One such who chose this course was Yeom Ho-seok, a member of the Samsung Electronics Service Workers’ Union, who took his own life inside a car near the east coast in May to protest crackdowns on his organization and demand better working conditions for his colleagues. His death and the subsequent removal of his body by the police — for reasons they would not disclose to me — ignited a strike and protest that lasted weeks in front of Samsung’s Seoul headquarters.

For all that ails South Korean workers, the Park Geun-hye administration’s current motto is “Creative Economy”, a thinly veiled euphemism for deregulation. There is no reason to believe that employment protection is high up on the president’s agenda. There is little possibility of reform from within.

Workers will thus continue to take their lives. For all their expressiveness, South Koreans I know are not prone to expressing their grief, at least not until they can no longer bear the circumstance of their own lives. And as far as I can see, they live in an irredeemably bleak world, where they are regularly pushed to within an inch of the brink.

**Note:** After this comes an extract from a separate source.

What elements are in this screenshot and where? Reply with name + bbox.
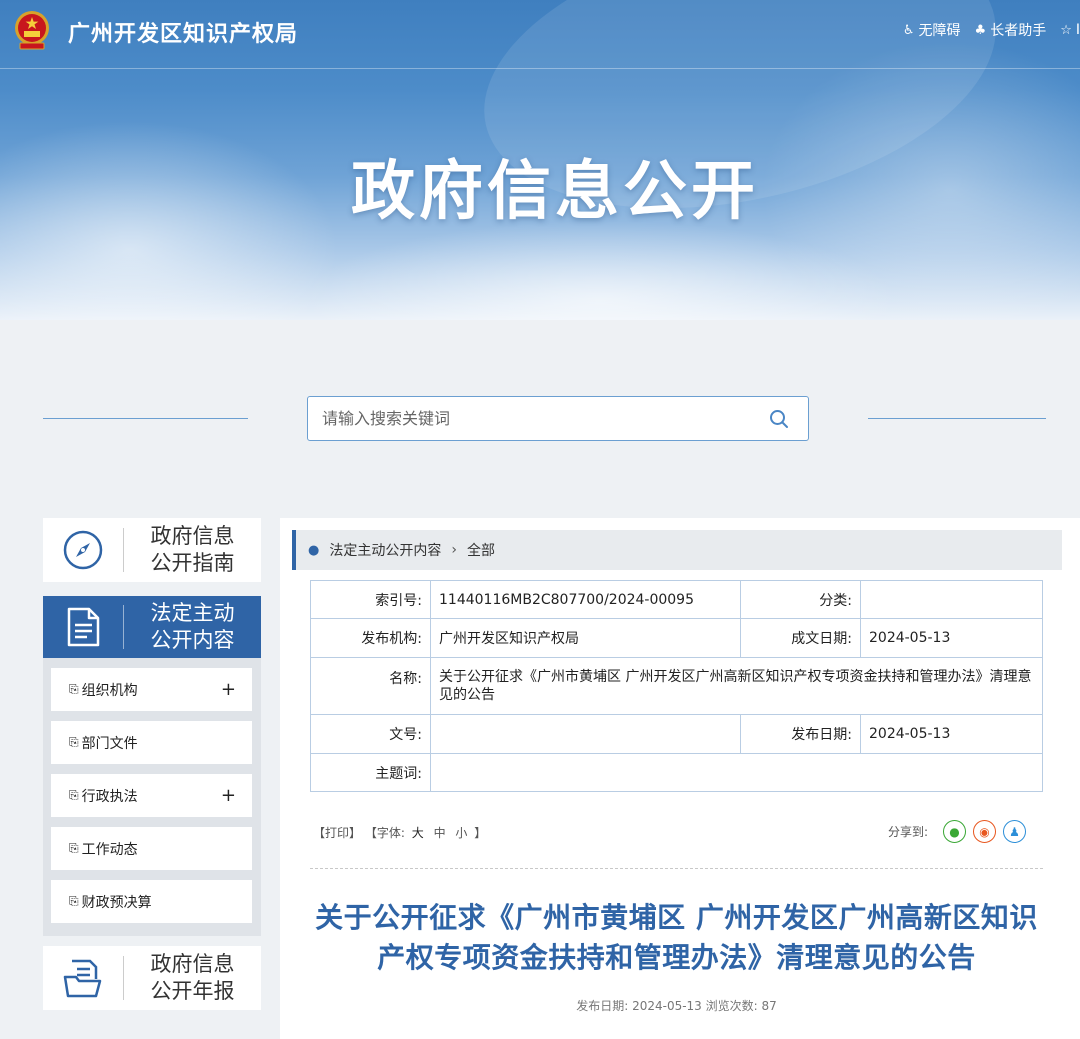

There is no immediate hope in this land of hyper-capitalism.

___

Editor’s Note: On the same day this article was published, it was announced that the Ministry of Strategy and Finance was considering a proposal, in collaboration with the Ministry of Labor, to make it easier for companies to terminate employees on regular contracts. The aim is ostensibly to increase “employment flexibility” and decrease the difference in treatment received by regular and temporary employees. In return, the government promised to subsidize the costs borne by corporations that transferred workers from temporary contracts to regular contracts.